Burning Question

Why do restaurants decorate with junk?

You have to travel to see a Babe Ruth-autographed baseball.

Most people fly to Syracuse, New York, rent a car, drive southeast for an hour or so, and buy a ticket to the baseball hall of fame. Others just pop in for lunch at Balls Hamburgers on Northwest Highway.

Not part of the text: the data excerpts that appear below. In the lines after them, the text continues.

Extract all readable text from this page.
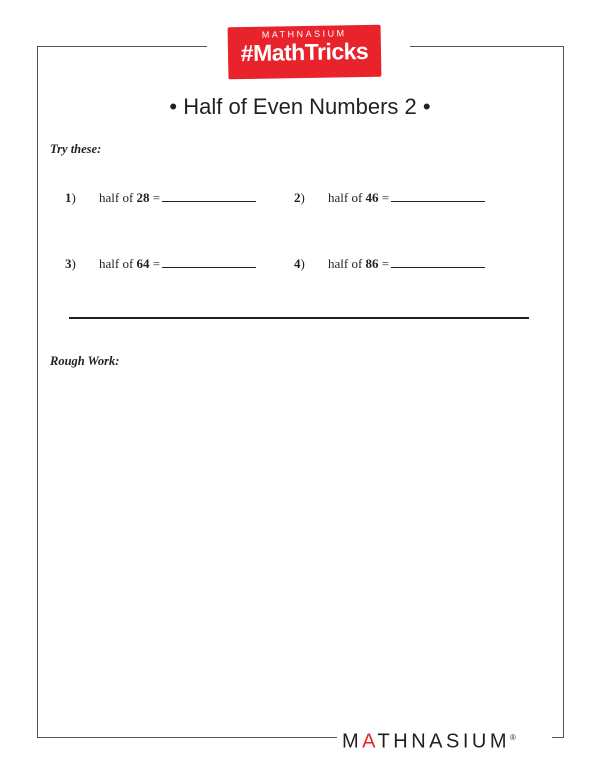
MATHNASIUM
#MathTricks
• Half of Even Numbers 2 •
Try these:
1) half of 28 =	2) half of 46 =
3) half of 64 =	4) half of 86 =
Rough Work:
MATHNASIUM®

Yep. They have a Babe Ruth baseball, a Mickey Mantle baseball, even--for some inexplicable reason--a Dallas Mavericks baseball (try auctioning that online). Down the road a bit, Joe's Crab Shack at Stemmons and Northwest Highway dedicates an entire wall to Elvis: Elvis records, Elvis pictures, Elvis movie posters, and maybe just a bit of velvet. Dick's Last Resort decorates with bras. Chili's restaurants put up pretty much the same decorations at every location nationwide. Applebee's adds local flavor. The Flying Saucer in Addison--now, this requires some imagination--hangs saucers on the wall.

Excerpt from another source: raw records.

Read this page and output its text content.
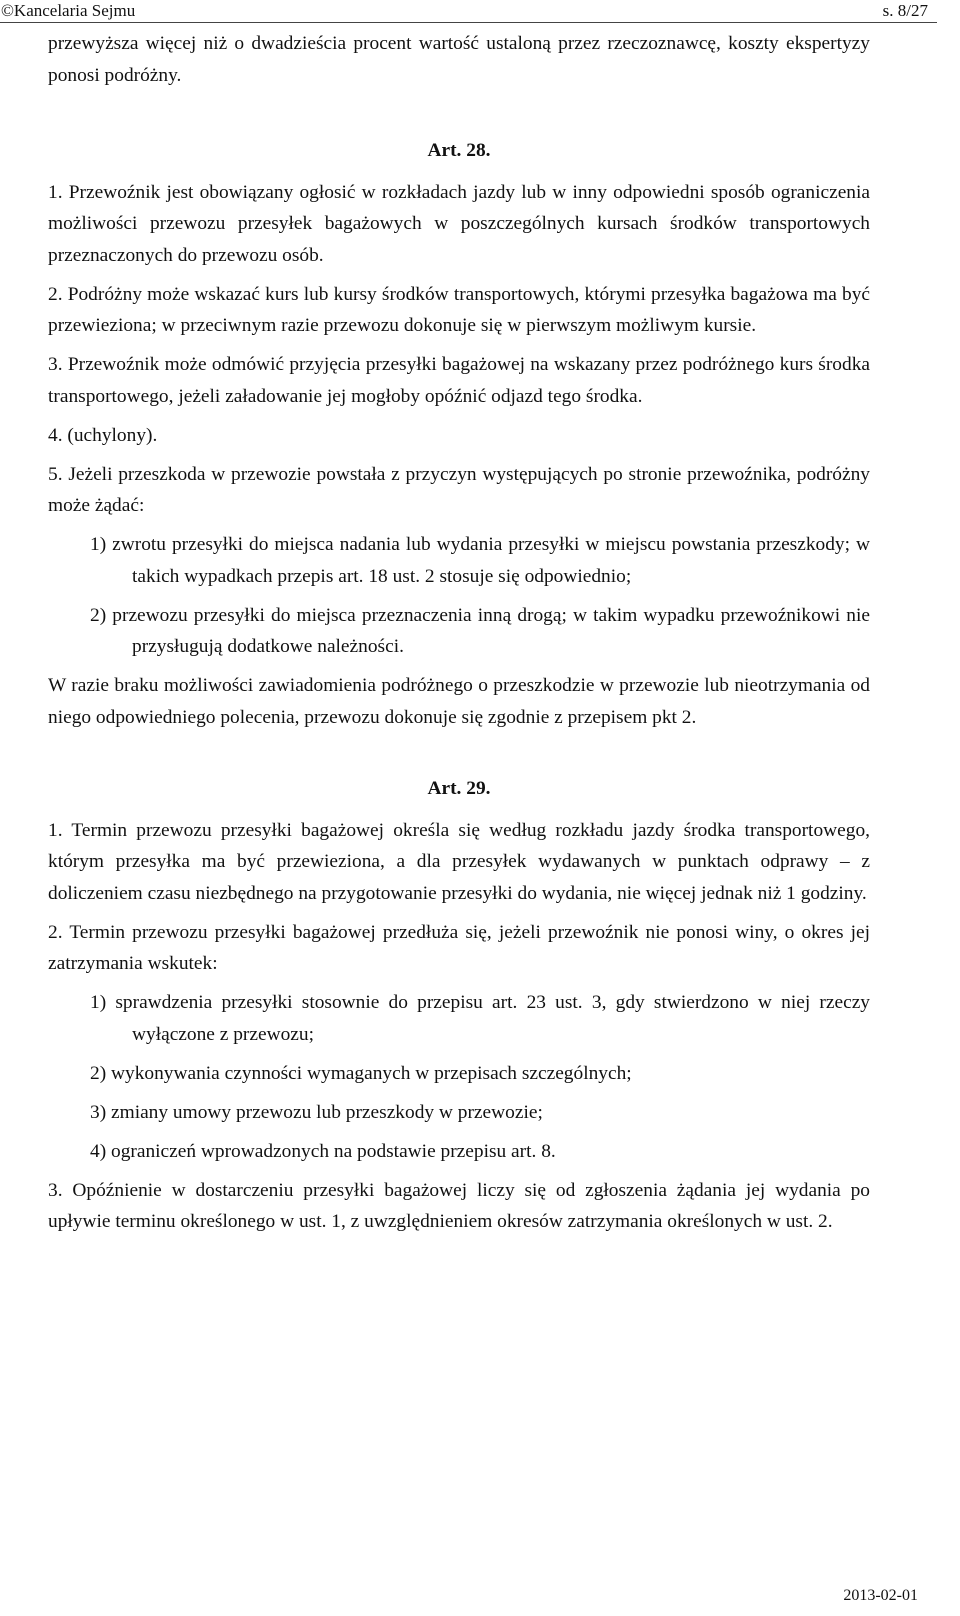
©Kancelaria Sejmu	s. 8/27

przewyższa więcej niż o dwadzieścia procent wartość ustaloną przez rzeczoznawcę, koszty ekspertyzy ponosi podróżny.

Art. 28.

1. Przewoźnik jest obowiązany ogłosić w rozkładach jazdy lub w inny odpowiedni sposób ograniczenia możliwości przewozu przesyłek bagażowych w poszczególnych kursach środków transportowych przeznaczonych do przewozu osób.

2. Podróżny może wskazać kurs lub kursy środków transportowych, którymi przesyłka bagażowa ma być przewieziona; w przeciwnym razie przewozu dokonuje się w pierwszym możliwym kursie.

3. Przewoźnik może odmówić przyjęcia przesyłki bagażowej na wskazany przez podróżnego kurs środka transportowego, jeżeli załadowanie jej mogłoby opóźnić odjazd tego środka.

4. (uchylony).

5. Jeżeli przeszkoda w przewozie powstała z przyczyn występujących po stronie przewoźnika, podróżny może żądać:

1) zwrotu przesyłki do miejsca nadania lub wydania przesyłki w miejscu powstania przeszkody; w takich wypadkach przepis art. 18 ust. 2 stosuje się odpowiednio;

2) przewozu przesyłki do miejsca przeznaczenia inną drogą; w takim wypadku przewoźnikowi nie przysługują dodatkowe należności.

W razie braku możliwości zawiadomienia podróżnego o przeszkodzie w przewozie lub nieotrzymania od niego odpowiedniego polecenia, przewozu dokonuje się zgodnie z przepisem pkt 2.

Art. 29.

1. Termin przewozu przesyłki bagażowej określa się według rozkładu jazdy środka transportowego, którym przesyłka ma być przewieziona, a dla przesyłek wydawanych w punktach odprawy – z doliczeniem czasu niezbędnego na przygotowanie przesyłki do wydania, nie więcej jednak niż 1 godziny.

2. Termin przewozu przesyłki bagażowej przedłuża się, jeżeli przewoźnik nie ponosi winy, o okres jej zatrzymania wskutek:

1) sprawdzenia przesyłki stosownie do przepisu art. 23 ust. 3, gdy stwierdzono w niej rzeczy wyłączone z przewozu;

2) wykonywania czynności wymaganych w przepisach szczególnych;

3) zmiany umowy przewozu lub przeszkody w przewozie;

4) ograniczeń wprowadzonych na podstawie przepisu art. 8.

3. Opóźnienie w dostarczeniu przesyłki bagażowej liczy się od zgłoszenia żądania jej wydania po upływie terminu określonego w ust. 1, z uwzględnieniem okresów zatrzymania określonych w ust. 2.

2013-02-01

Besides feeding a national eBay frenzy and supporting the memorabilia market, why do restaurants put junk on their walls?

"It sets a mood," says Dawn Pratt, manager of Balls...excuse me, Balls manager. "More important, memorabilia starts conversations." It's really that simple. Restaurants spend tens to hundreds of thousands of dollars just to create ambience. Restaurant owners, managers, and consultants travel to auctions, search antique dealerships, or defer to the expertise of the corporate office (the case at Joe's Crab Shack).

And it works. "I have customers who will stand up, look around, and point at stuff on the walls," says Trey Harris, manager of Joe's Crab Shack's Stemmons location. Pratt's customers even donate school pennants, banners, jerseys, and other items. "People have never seen anything like it," says John Fowler, Flying Saucer general manager, of his plate-festooned walls. Decorators actually divided the plates into categories--commemorative plates, old movie plates, athletes, dogs, etc. "Most people don't look that closely," he admitted, "but it adds to the je ne sais quoi." That's French.

Theme restaurants take many forms, from the cleansed and socially acceptable adornments at national chains to the risqué stuff at Dick's to sports memorabilia and traffic signs and everything in between. Few patrons complain. "I love places with junk on the walls," says diner Tom Hudgins. "I love that atmosphere and look. It's like a joint." He means the 1950s definition.

But the plate collection at Flying Saucer may serve a more important purpose. "They give you a focal point when you're drunk," says Jennifer Moody.